When it’s opening night and I no longer have time to continue working on it! Or when I seem to be out of ideas. There’s also a point when the piece is in the hands of the dancers and they have taken ownership of it. Unless I have an opportunity to restage a dance on other dancers, which is rare, I can only look at a dance and hope for a chance to make changes another time.

What’s your workspace like?
The bulk of my ‘workspaces’ are dance studios. These range from large, airy, and clean to small, claustrophobic, and dirty and any number of variations in between. But given an open space of any sort, I can work out little movement ideas. My daughter points out that I embarrassed her severely making little abstract gestures and movements while waiting to pick her up at school or while walking down a grocery store aisle.
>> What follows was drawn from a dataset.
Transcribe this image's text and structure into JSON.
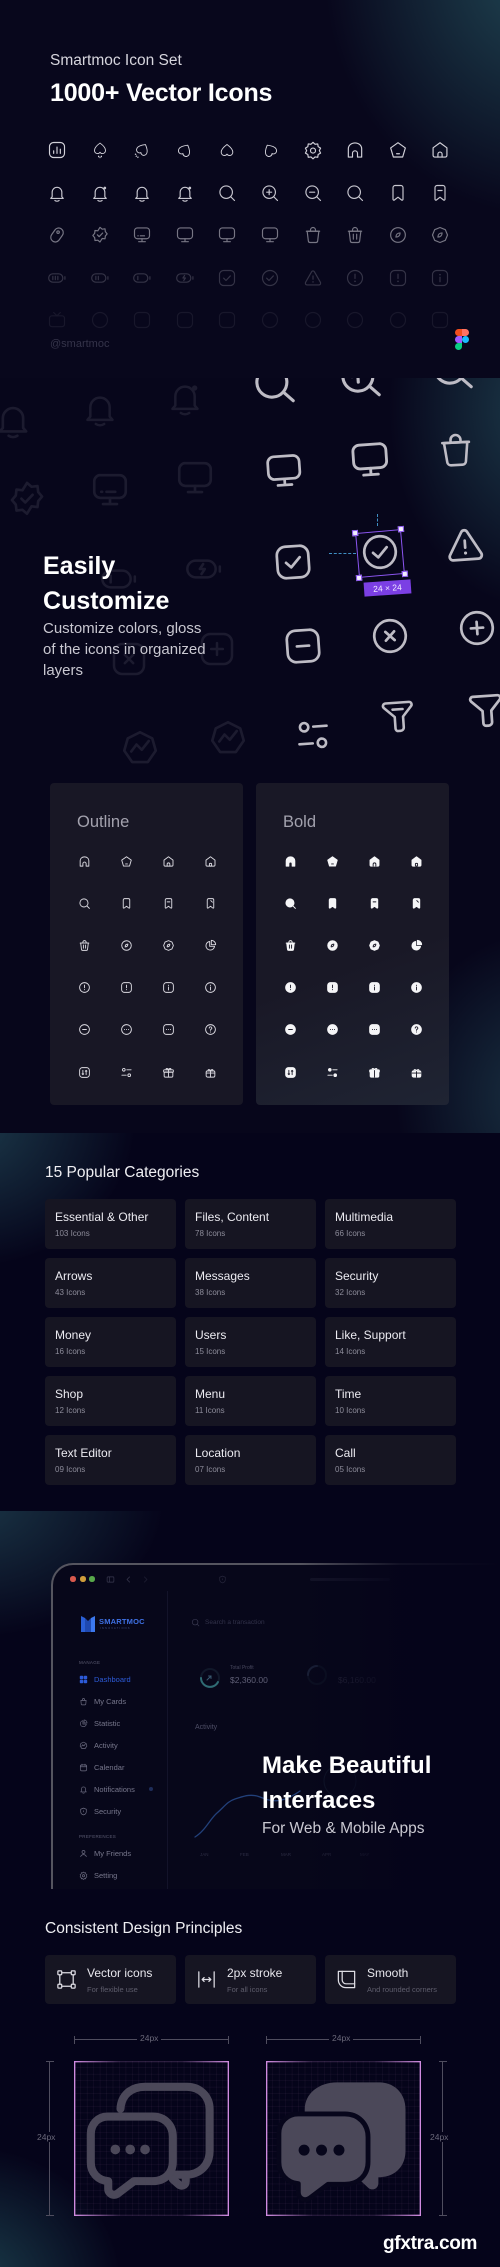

Written notes are a kind of workspace and I try to keep a journal for the piece I’m working on, but often I don’t have it on me when I have an idea and end up with notes on various pieces of paper and a couple different notebooks.
The last workspace is my backpack. When on my way to a rehearsal, my backpack is stuffed with 1-3 notebooks, a video camera, an ipod, pens/pencils, socks, yoga belt, therabands, plenty of t-shirts, and various odd items that kind of live in the backpack until I get tired of seeing them there.

What are your essential tools?
The human body and imagination.

What’s the most surprising tool you use?
Snippets of movement I didn’t create. I often utilize movement created by the dancers in response to an assigned task. Sometimes I use a movement or gesture I’ve seen or experienced and use it as a catalyst to develop new material.

What was your biggest mistake or the one you learned the most from?
Words of wisdom - don’t retell the Pygmalion/Galatea myth as an allegory of female rebellion against the yoke of male domination, idolatry and obsessive search/need for unrealistic perfection in the feminine form and present it on Valentine’s Day weekend!